Operating System - HP-UX
1835880 Members
3575 Online
110086 Solutions
New Discussion

Re: Big Problem! - K420 will not fully boot after a simple reboot

 
Gavin Westermann
Frequent Advisor

Big Problem! - K420 will not fully boot after a simple reboot

Can't imagine what happened here. Last night i remotely rebooted a K420 running 11.11 and lost contact with it. I went to it and at a console it was stuck half way through the boot process. rebooted to single user mode, ioscan sees both scsi drives, on raising the run level to 6 I discover that vg02 all of a sudden cannot be seen or is missing? naturally the boot process hangs as /opt is in that group as well as other things. Any tips on how to recover from something like this?

Gavin
20 REPLIES 20
Helen French
Honored Contributor

Re: Big Problem! - K420 will not fully boot after a simple reboot

I would do the following:
1) Boot system in single user mode or LVM maintenance mode.
2) Check all suspected disks for any I/O errors.
3) Check file systems with fsck.
4) Check old rc log files and see what is/was failing.
5) Try to activate vg02 manually and mount file systems.
6) Check system log files.
Life is a promise, fulfill it!
A. Clay Stephenson
Acclaimed Contributor

Re: Big Problem! - K420 will not fully boot after a simple reboot

Run level 6 is very unusual. If this was not a typo, I would first look for some very strange init.d commands that are triggered above run-level 3.

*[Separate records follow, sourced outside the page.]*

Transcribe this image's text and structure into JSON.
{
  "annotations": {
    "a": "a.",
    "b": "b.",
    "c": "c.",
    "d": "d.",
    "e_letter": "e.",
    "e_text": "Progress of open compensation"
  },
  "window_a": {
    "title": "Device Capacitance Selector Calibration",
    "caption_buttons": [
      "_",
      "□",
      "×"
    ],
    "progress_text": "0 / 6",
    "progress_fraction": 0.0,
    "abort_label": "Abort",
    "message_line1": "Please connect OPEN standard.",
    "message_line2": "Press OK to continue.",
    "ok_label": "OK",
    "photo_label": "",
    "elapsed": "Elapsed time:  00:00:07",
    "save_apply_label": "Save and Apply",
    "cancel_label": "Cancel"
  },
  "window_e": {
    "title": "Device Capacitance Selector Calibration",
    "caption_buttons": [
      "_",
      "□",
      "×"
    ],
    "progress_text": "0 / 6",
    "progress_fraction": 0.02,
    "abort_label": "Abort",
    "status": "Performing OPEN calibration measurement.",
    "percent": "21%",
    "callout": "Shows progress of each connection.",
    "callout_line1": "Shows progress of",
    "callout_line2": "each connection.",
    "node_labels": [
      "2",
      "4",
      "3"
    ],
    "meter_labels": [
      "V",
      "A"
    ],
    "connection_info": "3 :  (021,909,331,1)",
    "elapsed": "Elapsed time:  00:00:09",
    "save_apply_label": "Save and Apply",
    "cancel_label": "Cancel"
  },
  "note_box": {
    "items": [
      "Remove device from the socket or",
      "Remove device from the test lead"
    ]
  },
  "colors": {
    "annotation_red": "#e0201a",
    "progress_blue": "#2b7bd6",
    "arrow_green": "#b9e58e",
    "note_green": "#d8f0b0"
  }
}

Look at /etc/inittab and see what the initdefault entry is set to; in almost all cases it is set to 3.

An ioscan -fn should indicate whether the disks themselves have disappeared or if your have LVM errors. If a disk shows up as NO_HW then you are having physical disk problems.


If it ain't broke, I can fix that.
Jeff Schussele
Honored Contributor

Re: Big Problem! - K420 will not fully boot after a simple reboot

Hi Gavin,

Sun systems use run levels 5 & 6 for specialized shutdown scripting. HP doesn't. So I'm not sure just *why* you'd attempt run level 6.
Please explain.

Rgds,
Jeff
PERSEVERANCE -- Remember, whatever does not kill you only makes you stronger!
Printaporn_1
Esteemed Contributor

Re: Big Problem! - K420 will not fully boot after a simple reboot

Hi Gavin,
Check root's shell does it change from
/sbin/sh ?
enjoy any little thing in my life
Rajesh G. Ghone
Regular Advisor

Re: Big Problem! - K420 will not fully boot after a simple reboot

Hi Gavin,

it looks like disk belongs to VG02 is having some problem, according to me what you can do is go to single user mode try to activate VG02 manually & if it gets activated then run fsck on all the file system blongs to that VG if this things work then i think the system should come up smoothly.

Regards,
Rajesh G.
Rajesh Ghone
Steven E. Protter
Exalted Contributor

Re: Big Problem! - K420 will not fully boot after a simple reboot

I'm betting that vg02 can't get a quorum and isn't coming up.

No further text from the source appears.